Tu es un savant, toi, Nicias. Néanmoins je conseille à Lysimaque et à Mélèsias, en ce qui concerne l’éducation de leurs enfants, de nous laisser de côté, toi et moi, mais de retenir Socrate, comme je l’ai dit d’abord, et, si mes enfants étaient en âge, c’est juste cela que je ferais.

NICIAS

Sur ce point, je suis de ton avis : si Socrate consent à s’occuper de ces jeunes gens, il ne faut point chercher d’autre maître.
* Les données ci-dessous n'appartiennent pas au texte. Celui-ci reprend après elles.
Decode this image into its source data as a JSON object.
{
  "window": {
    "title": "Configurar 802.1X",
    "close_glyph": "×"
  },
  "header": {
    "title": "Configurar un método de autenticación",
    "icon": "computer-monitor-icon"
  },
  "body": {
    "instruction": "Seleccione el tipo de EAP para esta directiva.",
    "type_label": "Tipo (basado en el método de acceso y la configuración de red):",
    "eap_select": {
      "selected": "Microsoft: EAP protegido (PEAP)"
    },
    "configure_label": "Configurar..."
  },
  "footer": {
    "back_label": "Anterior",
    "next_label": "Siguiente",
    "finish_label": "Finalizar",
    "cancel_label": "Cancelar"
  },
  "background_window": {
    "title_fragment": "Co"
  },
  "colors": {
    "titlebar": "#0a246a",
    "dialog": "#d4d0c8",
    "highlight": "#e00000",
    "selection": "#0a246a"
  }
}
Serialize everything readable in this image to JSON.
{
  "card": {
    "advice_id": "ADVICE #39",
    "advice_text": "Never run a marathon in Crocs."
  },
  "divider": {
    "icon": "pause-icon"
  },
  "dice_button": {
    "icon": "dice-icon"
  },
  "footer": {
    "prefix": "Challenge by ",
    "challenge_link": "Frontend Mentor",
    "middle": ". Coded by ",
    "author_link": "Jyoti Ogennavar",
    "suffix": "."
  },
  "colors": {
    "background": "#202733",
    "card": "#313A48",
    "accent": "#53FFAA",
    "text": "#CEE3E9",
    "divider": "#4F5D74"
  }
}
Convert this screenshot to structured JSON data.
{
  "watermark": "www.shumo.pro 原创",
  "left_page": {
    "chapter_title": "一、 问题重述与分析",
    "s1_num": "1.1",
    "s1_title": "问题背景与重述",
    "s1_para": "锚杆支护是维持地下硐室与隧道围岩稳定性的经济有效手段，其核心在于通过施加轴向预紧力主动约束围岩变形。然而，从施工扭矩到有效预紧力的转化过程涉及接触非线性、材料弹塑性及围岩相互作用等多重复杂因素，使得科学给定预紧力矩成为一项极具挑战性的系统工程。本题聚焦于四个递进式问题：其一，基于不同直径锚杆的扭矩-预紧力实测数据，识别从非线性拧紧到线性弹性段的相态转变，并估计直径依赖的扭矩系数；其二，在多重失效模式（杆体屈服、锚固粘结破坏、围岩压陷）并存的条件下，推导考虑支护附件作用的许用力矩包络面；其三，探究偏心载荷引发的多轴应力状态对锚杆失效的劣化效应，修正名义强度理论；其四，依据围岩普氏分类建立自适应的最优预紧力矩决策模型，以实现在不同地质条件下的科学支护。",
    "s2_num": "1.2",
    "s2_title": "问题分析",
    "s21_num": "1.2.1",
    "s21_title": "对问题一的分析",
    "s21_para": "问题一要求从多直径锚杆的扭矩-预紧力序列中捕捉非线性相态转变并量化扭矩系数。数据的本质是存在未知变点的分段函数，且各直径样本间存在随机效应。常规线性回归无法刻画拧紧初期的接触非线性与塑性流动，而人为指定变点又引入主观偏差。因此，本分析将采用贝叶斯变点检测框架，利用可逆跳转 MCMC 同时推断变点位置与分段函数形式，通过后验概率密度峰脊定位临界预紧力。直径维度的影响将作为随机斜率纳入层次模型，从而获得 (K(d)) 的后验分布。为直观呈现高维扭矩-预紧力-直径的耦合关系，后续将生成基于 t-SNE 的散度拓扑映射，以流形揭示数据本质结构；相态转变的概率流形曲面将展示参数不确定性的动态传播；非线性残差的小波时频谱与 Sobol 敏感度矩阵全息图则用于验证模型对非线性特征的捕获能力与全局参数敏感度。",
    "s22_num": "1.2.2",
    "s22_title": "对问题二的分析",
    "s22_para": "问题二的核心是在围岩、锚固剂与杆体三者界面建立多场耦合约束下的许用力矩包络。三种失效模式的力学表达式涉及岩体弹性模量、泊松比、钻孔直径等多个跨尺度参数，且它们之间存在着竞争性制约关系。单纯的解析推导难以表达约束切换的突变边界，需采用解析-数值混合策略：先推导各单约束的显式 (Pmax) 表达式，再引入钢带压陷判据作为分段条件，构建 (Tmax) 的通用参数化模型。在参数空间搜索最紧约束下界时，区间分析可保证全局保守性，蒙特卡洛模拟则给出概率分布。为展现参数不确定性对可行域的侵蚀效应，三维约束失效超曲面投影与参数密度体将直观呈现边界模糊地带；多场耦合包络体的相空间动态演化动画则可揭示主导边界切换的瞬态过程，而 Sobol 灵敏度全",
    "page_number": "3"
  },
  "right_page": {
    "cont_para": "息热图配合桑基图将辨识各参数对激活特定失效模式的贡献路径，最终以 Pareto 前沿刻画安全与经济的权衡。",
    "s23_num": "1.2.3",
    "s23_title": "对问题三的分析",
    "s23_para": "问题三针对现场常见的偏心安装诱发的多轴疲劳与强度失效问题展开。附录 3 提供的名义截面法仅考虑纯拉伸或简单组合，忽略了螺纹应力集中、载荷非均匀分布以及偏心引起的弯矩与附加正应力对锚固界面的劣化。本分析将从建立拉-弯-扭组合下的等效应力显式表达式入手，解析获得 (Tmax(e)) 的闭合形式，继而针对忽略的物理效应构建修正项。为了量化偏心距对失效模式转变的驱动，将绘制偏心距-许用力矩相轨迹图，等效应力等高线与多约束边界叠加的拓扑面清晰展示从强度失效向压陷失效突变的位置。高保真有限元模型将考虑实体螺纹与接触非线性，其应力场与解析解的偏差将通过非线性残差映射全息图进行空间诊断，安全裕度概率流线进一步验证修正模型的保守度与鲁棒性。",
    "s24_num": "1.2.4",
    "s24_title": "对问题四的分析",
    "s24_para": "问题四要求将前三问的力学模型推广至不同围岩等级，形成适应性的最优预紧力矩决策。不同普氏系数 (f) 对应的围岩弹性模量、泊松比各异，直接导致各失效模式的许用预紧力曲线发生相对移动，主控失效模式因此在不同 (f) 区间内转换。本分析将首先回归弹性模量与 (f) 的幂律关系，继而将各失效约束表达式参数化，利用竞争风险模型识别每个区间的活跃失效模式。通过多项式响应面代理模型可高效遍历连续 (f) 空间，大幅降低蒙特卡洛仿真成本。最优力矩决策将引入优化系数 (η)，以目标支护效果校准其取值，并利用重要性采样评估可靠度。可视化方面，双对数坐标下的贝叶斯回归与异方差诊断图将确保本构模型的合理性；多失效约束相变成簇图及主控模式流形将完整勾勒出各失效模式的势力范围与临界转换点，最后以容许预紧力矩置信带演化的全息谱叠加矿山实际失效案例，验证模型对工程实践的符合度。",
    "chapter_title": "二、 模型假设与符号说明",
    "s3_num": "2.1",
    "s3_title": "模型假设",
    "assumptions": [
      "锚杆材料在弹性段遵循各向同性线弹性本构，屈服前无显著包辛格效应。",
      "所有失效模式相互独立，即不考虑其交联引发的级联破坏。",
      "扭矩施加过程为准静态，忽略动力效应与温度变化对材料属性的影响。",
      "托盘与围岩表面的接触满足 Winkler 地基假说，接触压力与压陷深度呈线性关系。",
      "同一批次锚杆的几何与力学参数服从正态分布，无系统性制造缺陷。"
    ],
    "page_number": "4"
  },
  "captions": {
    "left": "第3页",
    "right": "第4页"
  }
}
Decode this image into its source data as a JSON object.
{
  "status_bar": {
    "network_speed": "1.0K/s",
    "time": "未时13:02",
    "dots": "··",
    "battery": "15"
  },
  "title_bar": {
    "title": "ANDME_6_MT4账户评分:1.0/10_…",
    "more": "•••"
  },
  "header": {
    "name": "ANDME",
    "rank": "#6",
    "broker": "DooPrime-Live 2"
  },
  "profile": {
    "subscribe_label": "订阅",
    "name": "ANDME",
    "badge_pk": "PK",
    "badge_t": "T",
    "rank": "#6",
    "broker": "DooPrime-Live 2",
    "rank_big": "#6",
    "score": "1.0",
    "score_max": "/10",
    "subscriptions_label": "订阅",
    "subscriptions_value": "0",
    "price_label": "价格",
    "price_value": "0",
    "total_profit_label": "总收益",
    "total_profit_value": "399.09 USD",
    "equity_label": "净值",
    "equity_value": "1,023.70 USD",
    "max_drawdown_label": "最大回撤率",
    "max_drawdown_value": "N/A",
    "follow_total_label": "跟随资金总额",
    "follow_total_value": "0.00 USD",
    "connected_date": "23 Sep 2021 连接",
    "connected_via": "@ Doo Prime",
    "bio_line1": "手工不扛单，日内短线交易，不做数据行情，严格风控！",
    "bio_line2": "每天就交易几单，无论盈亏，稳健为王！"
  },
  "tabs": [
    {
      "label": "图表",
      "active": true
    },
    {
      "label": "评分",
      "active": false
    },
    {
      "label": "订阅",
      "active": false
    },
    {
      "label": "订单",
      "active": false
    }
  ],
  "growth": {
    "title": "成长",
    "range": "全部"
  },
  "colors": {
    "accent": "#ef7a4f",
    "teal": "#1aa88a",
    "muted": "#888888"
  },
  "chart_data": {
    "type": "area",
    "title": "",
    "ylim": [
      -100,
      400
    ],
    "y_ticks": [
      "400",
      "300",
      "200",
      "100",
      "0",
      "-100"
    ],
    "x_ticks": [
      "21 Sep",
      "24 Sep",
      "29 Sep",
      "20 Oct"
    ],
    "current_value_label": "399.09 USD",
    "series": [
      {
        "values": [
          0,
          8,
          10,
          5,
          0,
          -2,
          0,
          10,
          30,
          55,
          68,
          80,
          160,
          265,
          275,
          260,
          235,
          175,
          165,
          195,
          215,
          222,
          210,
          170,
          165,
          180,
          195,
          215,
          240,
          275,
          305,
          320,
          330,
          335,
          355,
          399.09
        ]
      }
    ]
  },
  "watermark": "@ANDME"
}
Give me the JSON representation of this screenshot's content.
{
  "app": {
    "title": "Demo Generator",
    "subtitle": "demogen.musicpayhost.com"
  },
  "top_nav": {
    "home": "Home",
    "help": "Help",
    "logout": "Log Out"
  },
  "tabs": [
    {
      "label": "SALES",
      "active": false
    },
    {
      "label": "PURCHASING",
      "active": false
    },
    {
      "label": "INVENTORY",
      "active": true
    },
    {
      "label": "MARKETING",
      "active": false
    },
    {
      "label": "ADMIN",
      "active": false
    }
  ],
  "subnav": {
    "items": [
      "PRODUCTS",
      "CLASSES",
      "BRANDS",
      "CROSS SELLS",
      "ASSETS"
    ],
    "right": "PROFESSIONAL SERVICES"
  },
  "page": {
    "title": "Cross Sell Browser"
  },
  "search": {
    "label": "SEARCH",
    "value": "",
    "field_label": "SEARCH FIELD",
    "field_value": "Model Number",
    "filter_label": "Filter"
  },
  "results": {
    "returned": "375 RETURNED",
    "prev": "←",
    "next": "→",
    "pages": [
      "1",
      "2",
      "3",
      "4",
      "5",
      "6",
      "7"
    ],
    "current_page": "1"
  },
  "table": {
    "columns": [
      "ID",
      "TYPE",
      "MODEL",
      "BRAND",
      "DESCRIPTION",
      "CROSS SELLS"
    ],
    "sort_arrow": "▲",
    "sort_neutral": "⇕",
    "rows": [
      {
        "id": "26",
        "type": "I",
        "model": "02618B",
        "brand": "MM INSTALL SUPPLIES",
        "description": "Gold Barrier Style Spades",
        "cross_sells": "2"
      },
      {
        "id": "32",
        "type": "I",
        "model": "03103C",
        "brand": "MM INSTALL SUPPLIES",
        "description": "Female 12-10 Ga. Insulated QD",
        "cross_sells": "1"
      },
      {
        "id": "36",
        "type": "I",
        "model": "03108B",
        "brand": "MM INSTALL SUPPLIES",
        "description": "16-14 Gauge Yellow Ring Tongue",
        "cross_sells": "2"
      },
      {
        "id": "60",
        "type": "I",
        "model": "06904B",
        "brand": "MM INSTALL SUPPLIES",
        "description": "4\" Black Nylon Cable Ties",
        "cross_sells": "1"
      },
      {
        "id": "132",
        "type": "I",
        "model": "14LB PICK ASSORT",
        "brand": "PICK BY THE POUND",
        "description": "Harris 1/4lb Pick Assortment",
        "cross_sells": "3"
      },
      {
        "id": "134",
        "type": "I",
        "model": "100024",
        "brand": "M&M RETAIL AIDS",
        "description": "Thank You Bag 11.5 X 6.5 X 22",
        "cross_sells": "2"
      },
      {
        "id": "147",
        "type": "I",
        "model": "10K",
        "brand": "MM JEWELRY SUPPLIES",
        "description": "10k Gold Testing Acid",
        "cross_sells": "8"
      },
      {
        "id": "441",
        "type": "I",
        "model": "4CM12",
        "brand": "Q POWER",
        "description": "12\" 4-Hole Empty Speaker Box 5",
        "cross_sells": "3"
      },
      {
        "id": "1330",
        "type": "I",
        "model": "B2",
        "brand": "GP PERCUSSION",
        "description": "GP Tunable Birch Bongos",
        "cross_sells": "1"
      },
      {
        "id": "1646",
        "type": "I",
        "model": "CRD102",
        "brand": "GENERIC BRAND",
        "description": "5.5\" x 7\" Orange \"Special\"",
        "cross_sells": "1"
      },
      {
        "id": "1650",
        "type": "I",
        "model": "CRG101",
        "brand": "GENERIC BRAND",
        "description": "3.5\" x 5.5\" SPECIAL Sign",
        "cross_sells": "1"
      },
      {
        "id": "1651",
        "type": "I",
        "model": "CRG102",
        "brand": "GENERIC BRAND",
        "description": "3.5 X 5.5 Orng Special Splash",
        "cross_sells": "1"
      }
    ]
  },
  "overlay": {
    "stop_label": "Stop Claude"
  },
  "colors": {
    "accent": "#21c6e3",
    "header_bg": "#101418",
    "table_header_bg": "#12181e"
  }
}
Aussi bien je lui confierais très volontiers Nicèratos, s’il le voulait bien ; mais chaque fois que je lui en parle, il me présente quelque autre et lui-même se dérobe. Mais vois, Lysimaque, si Socrate t’écoutera mieux que moi.

LYSIMAQUE

Ce serait justice, Nicias ; car, de mon côté, je suis prêt à faire pour lui bien des choses que je ne ferais pas pour bien d’autres. Qu’en dis-tu, Socrate ? M’écouteras-tu et nous aideras-tu à rendre ces jeunes gens les meilleurs possible ?

SOCRATE

XXXI. — Il serait par trop étrange, Lysimaque, de refuser son aide à quelqu’un qui aspire à se perfectionner. Si donc, dans la discussion que nous venons de tenir, j’avais fait preuve de science et tes deux amis d’ignorance, tu aurais raison de m’appeler à cette tâche préférablement à eux ; mais, comme nous sommes tous restés également dans l’embarras, pourquoi choisir l’un d’entre nous de préférence aux autres ? Pour moi, j’estime qu’il ne faut en choisir aucun. Cela étant, voyez si je ne vais pas vous donner un bon conseil. Je dis, messieurs, que nous devons tous en commun chercher le meilleur maître pour nous d’abord, car nous en avons besoin, ensuite pour ces jeunes gens, sans épargner l’argent ni quoi que ce soit ; mais de rester dans l’état où nous sommes, c’est ce que je ne puis conseiller. Et si l’on rit de nous parce qu’à notre âge nous croyons devoir aller à l’école, nous pouvons, ce me semble, nous couvrir de l’autorité d’Homère, qui a dit que la honte est une mauvaise compagne pour l’indigent. Donc, sans nous inquiéter de ce qu’on pourra dire, prenons soin à la fois de nous-mêmes et de ces jeunes gens.

LYSIMAQUE

Ton conseil me plaît, Socrate, et je veux, d’autant que je suis le plus vieux, être le plus zélé pour étudier avec ces jeunes gens. Mais fais ce que je vais te dire : viens demain matin chez moi sans faute pour que nous nous consultions sur ce projet. Maintenant il est temps de nous séparer.

SOCRATE

Je me rendrai à ton invitation, Lysimaque, et je serai chez toi demain, s’il plaît à Dieu.